İstanbul Depremi: Türkiye'nin Beka Sorunu mu? Felaket Yaklaşıyor!
Gündem

İstanbul Depremi: Türkiye'nin Beka Sorunu mu? Felaket Yaklaşıyor!


06 May 20255 dk okuma7 görüntülenmeSon güncelleme: 07 June 2025

Türkiye'nin gündeminde sürekli olarak iç ve dış tehditler, siyasi çekişmeler ve "beka meselesi" olarak nitelendirilen konular yer alıyor. Ancak, göz ardı edilen en büyük tehlike, burnumuzun dibindeki saatli bomba gibi sessizce geri sayan İstanbul depremi. Bu deprem, sadece binaları değil, aynı zamanda ekonomiyi, toplumu, devleti ve geleceği de yıkabilecek potansiyele sahip.

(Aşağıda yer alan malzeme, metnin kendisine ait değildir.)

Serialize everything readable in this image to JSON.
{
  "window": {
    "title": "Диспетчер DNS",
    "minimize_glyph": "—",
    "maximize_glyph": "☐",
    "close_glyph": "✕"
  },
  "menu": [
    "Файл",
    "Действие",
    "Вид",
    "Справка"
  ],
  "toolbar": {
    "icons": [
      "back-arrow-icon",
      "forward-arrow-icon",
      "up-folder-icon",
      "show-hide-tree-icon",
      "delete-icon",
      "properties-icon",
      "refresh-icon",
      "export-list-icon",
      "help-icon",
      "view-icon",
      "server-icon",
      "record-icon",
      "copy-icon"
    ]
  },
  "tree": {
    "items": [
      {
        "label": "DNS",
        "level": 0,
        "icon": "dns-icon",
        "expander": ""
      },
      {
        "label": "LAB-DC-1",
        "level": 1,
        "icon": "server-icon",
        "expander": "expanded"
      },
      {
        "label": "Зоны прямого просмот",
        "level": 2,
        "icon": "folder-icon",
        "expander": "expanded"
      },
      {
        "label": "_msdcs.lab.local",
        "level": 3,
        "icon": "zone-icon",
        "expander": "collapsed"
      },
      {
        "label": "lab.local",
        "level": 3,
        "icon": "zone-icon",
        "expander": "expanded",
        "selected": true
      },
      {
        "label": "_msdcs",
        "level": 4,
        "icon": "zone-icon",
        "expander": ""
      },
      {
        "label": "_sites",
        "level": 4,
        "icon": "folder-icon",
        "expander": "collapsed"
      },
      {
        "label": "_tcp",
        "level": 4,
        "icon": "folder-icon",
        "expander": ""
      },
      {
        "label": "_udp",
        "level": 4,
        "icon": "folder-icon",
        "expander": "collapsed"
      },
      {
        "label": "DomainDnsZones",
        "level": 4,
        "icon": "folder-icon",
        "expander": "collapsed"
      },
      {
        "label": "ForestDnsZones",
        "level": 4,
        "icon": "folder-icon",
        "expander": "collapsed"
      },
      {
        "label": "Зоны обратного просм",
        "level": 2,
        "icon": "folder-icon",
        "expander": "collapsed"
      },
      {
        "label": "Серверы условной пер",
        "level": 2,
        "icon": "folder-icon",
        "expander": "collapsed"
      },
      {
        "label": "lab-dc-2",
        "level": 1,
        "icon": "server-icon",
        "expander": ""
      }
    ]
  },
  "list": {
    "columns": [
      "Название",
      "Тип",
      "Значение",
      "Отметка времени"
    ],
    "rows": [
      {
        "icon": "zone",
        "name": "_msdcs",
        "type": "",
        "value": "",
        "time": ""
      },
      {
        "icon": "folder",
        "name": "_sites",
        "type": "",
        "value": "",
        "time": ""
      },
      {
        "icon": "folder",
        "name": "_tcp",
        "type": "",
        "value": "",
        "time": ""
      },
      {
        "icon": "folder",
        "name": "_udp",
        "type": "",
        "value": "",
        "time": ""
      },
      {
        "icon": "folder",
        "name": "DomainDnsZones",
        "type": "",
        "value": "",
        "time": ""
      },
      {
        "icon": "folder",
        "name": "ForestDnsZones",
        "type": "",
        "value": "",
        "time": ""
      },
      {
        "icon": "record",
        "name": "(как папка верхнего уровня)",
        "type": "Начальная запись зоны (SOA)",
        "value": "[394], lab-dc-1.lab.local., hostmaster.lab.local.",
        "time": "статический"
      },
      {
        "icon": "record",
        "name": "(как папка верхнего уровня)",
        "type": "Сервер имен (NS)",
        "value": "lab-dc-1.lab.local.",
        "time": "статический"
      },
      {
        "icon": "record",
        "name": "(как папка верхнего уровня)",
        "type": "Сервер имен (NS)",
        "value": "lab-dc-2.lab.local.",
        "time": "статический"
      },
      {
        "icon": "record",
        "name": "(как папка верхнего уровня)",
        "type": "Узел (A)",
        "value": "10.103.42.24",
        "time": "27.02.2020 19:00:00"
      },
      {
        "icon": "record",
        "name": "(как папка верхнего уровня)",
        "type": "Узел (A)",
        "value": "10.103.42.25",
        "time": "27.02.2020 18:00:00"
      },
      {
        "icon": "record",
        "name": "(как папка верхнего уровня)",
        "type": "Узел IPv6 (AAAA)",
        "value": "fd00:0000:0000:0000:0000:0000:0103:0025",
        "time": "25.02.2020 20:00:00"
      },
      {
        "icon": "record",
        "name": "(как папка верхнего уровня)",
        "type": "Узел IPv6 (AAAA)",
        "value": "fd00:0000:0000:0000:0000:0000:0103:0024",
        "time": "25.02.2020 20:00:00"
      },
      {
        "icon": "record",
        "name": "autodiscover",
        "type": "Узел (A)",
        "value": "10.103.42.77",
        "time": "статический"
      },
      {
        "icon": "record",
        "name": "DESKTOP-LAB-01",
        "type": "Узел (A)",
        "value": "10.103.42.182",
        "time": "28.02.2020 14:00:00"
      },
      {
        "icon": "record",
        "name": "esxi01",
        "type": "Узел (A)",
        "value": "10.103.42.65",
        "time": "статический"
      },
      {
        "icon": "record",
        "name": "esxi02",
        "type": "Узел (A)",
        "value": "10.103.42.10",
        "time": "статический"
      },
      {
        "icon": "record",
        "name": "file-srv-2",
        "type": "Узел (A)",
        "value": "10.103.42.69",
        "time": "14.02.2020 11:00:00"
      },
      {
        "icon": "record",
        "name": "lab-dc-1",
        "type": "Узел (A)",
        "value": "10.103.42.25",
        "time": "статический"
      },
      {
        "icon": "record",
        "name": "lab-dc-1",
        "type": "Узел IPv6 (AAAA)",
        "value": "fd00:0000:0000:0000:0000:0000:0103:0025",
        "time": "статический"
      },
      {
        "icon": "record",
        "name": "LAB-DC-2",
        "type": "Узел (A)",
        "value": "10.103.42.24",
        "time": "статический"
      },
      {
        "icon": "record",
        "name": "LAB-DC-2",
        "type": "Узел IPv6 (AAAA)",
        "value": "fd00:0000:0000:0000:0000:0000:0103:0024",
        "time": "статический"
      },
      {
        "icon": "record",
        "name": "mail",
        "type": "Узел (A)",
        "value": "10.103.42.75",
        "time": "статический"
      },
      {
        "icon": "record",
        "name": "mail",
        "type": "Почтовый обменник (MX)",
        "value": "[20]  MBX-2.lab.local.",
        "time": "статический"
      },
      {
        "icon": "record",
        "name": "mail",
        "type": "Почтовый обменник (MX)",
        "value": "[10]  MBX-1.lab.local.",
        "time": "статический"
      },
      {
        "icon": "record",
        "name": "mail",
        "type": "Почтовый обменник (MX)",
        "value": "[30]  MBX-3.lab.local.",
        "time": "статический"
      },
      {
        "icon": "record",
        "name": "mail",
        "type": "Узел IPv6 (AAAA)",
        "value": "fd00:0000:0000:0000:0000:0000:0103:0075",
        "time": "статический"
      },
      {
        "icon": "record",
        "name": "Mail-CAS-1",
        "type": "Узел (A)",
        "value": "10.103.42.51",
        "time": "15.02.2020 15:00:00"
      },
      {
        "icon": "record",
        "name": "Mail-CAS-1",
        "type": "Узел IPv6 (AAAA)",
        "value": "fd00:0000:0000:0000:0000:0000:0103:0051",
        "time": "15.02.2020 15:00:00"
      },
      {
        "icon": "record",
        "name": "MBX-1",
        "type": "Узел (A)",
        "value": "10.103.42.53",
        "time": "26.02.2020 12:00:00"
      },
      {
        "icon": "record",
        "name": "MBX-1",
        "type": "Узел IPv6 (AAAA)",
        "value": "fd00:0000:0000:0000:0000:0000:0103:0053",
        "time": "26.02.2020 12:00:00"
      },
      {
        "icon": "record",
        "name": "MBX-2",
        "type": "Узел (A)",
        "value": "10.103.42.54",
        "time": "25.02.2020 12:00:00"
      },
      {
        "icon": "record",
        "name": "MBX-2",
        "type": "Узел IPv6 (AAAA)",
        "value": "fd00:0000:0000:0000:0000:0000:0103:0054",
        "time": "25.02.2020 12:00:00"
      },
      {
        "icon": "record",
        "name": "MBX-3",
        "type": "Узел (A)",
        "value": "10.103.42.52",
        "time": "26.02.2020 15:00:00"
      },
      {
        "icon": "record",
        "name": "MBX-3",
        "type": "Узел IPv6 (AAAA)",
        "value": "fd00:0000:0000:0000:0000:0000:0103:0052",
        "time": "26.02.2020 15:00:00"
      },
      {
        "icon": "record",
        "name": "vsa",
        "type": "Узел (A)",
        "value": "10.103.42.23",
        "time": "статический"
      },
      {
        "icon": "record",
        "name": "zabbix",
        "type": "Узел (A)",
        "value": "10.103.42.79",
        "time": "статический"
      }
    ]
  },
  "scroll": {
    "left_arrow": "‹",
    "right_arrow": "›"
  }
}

İstanbul Depremi: Ekonomik Yıkımın Boyutu

Birçok rapor, olası bir İstanbul depreminin Türkiye'ye maliyetinin en az 100 milyar dolar olacağını öngörüyor. OECD ise bu felaketin milli gelirin %10'una mal olabileceğini belirtiyor. 1999 depreminin acıları hala tazeyken, İstanbul depremi ekonomik olarak üç kat daha büyük bir yıkım anlamına geliyor. İstanbul'un durması, Türkiye'nin durması demektir. Sanayi, finans ve ticaretin kalbi İstanbul'da atıyor. Türkiye GSYH'sinin %30'u bu şehirde üretiliyor ve dış ticaretin %60'ından fazlası buradan geçiyor. Bu kalbin durması, ülkenin nefesinin kesilmesi anlamına gelir.

Dünya Bankası'nın verilerine göre, deprem sonrasında yüz binlerce kişi işsiz kalacak. Lojistik çökecek, ihracat duracak ve cari açık artacak. Köprüler, limanlar ve otoyolların hasar görmesiyle ticaret tamamen durma noktasına gelecek. Devlet, bir yandan yeniden inşa için milyarlarca dolar harcarken, diğer yandan düşen vergi gelirleriyle bütçesini toparlamaya çalışacak. 1999 depreminde vergi tahsilatları %40'a yakın azalmıştı ve İstanbul'da bu oranın çok daha yüksek olması bekleniyor.

Vatandaşlar Enkaz Altında Kalacak

Türkiye'de konutların sadece %55'i sigortalı durumda. Ticari yapılarda ise bu oran daha da düşük. Bu durum, hasarın büyük kısmının yine halkın omuzlarına bineceği anlamına geliyor. İstanbul depremi sadece bir doğa olayı değil, aynı zamanda tam anlamıyla bir ekonomik krizdir. Yatırımın en ucuzu, risk gerçekleşmeden yapılan yatırımdır. OECD'nin belirttiği gibi, afetlere dirençli şehirler kriz sonrası daha hızlı toparlanır. Ancak Türkiye hala "deprem gelirse ne yaparız" sorusunu tartışıyor. Artık "gelmeden ne yapmalıyız" sorusunu sormanın vakti geldi.

Unutulmamalıdır ki, bu işin en ağır yükü ne ekonomidir, ne de bütçedir. Depremde kaybedilecek hiçbir can, geri gelmeyecek. O acının karşılığı hiçbir para biriminde yok. İşte bu yüzden, deprem bu ülkenin en büyük ve en gerçek beka meselesidir. Deprem meselesi kader değildir, ihmalin sonucu olan bir felakettir.

Bu ülkeyi yöneten yerel ya da genel düzeydeki tüm siyasetçiler, bu konuda somut adımlar atmak zorundadır. Bu, bir lütuf değil, asli görevleridir. Vatandaşlar olarak sadece vergimizi vermekle yetinemeyiz, yetinmemeliyiz! Güvenli bir şehirde yaşama hakkına da sahibiz. Bu hizmeti talep etmeli, her fırsatta sormalı, sorgulamalı ve takipçisi olmalıyız. Çünkü bu sadece bir afet hazırlığı değil, çocuklarımızın, ailemizin ve ülkemizin geleceğini koruma mücadelesidir.

Geleceği İnşa Etmek: Depreme Dirençli Türkiye

Geleceği konuşmak istiyorsak, önce onu sağlam temellere oturtmamız gerekir. Ve o temelin adı: Depreme dirençli bir Türkiye'dir. Bu bilinçle hareket ederek, gerekli önlemleri almalı ve geleceğimizi güvence altına almalıyız.